O Movimento
Por Ivan Vilela
No início dos anos 60, em Belo Horizonte (MG), jovens músicos começam a se encontrar na cena musical da capital mineira. Eles produziam um som que fundia as inovações trazidas pela Bossa Nova a elementos do jazz, do rock’n’roll – principalmente The Beatles –, de música folclórica dos negros mineiros e alguns recursos de música erudita e música hispânica. Nos anos 70, esses artistas tornaram-se referência de qualidade na MPB pelo alto nível de performance e disseminaram suas inovações e influência a diversos cantos do país e do mundo. E é sobre esses músicos, sobre o Clube da Esquina, que falo agora.
Inicialmente representado por Milton Nascimento, Wagner Tiso, Fernando Brant, Márcio Borges, Nivaldo Ornelas, Toninho Horta e Paulo Braga, a turma mineira foi agregando uma constelação de instrumentistas e compositores. Ainda que juntos tenham apresentado uma nova perspectiva musical, o Clube da Esquina não foi visto pela mídia e pelos estudiosos como um movimento. Mas, sem sobra de dúvida, se constituiu apropriando-se de um alicerce oferecido por diversos movimentos musicais e culturais pregressos.
Heranças dos anos 50
Os anos 50 e 60 do século 20 foram marcados por profundas modificações de ordem econômica, política e, conseqüentemente, social em todo o mundo. O movimento da Contracultura iniciado pelos Beatniks nos EUA e o existencialismo francês propiciaram mudanças no meio da juventude do Ocidente e as manifestações culturais refletiam esses novos tempos, em especial a música.
Em 1958, a Bossa Nova surge como uma nova alternativa estética à música popular brasileira. Ela propõe um novo uso melódico das tensões harmônicas e uma abordagem orquestral mais enxuta, tendo o violão – junto à voz – novamente como o centro da cena. E resgatando também os aspectos rítmicos do samba, que desde o samba orquestral dos anos 50 haviam se diluído.
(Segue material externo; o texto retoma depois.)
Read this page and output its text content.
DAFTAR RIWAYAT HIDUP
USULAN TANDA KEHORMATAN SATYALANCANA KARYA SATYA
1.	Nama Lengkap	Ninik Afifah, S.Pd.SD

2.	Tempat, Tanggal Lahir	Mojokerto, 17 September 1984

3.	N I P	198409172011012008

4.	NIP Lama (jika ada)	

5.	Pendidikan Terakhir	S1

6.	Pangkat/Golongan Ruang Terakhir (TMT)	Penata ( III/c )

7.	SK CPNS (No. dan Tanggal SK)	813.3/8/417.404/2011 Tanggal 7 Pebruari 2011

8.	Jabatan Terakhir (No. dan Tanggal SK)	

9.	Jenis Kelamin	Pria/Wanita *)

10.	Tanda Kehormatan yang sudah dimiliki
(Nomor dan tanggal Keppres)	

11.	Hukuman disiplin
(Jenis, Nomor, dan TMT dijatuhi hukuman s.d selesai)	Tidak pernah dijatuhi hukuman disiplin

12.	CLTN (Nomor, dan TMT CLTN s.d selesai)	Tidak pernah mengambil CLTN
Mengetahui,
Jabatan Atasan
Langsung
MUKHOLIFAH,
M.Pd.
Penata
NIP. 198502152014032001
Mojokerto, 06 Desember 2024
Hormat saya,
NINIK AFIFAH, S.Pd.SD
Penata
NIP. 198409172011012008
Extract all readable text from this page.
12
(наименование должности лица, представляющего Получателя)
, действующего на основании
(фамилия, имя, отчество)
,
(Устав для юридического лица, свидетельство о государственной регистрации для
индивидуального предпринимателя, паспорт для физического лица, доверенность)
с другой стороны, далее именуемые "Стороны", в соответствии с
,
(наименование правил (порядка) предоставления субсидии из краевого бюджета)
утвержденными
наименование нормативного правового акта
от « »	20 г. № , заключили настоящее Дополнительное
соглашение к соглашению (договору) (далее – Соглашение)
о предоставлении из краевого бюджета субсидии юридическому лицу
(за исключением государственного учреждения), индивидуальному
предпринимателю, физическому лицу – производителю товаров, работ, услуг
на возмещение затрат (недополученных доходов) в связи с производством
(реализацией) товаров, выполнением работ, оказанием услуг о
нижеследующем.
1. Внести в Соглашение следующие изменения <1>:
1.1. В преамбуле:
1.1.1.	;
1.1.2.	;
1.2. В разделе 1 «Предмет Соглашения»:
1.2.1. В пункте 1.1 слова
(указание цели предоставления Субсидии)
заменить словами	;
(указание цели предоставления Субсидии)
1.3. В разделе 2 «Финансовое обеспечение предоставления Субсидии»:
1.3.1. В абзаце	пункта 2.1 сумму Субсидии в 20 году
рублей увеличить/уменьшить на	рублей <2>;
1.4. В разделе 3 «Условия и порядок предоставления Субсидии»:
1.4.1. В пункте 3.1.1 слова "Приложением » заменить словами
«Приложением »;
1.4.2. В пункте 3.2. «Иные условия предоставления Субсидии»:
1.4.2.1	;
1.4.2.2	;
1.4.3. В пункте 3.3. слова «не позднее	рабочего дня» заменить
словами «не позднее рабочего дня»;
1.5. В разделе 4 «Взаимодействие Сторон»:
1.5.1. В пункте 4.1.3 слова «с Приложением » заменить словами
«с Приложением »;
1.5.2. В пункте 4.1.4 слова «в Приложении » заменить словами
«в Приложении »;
No que toca à questão literária, a Bossa Nova realiza uma mudança de ordem estética. Os poemas das canções, sobretudo no tema amor, tratam das situações de maneira mais feliz e coloquial, menos parnasiana, resgatando a naturalidade contida outrora em Noel Rosa.
Eclodem os anos 60
A partir dos anos 60, começam a chegar ao Brasil a música e a arte pop, representadas sonoramente pelo rock’n’roll. Rapidamente, essa nova música, que estava ligada a uma mudança de comportamento social dos jovens, ganha adeptos no Brasil. Seus seguidores são identificados a partir do movimento da Jovem Guarda.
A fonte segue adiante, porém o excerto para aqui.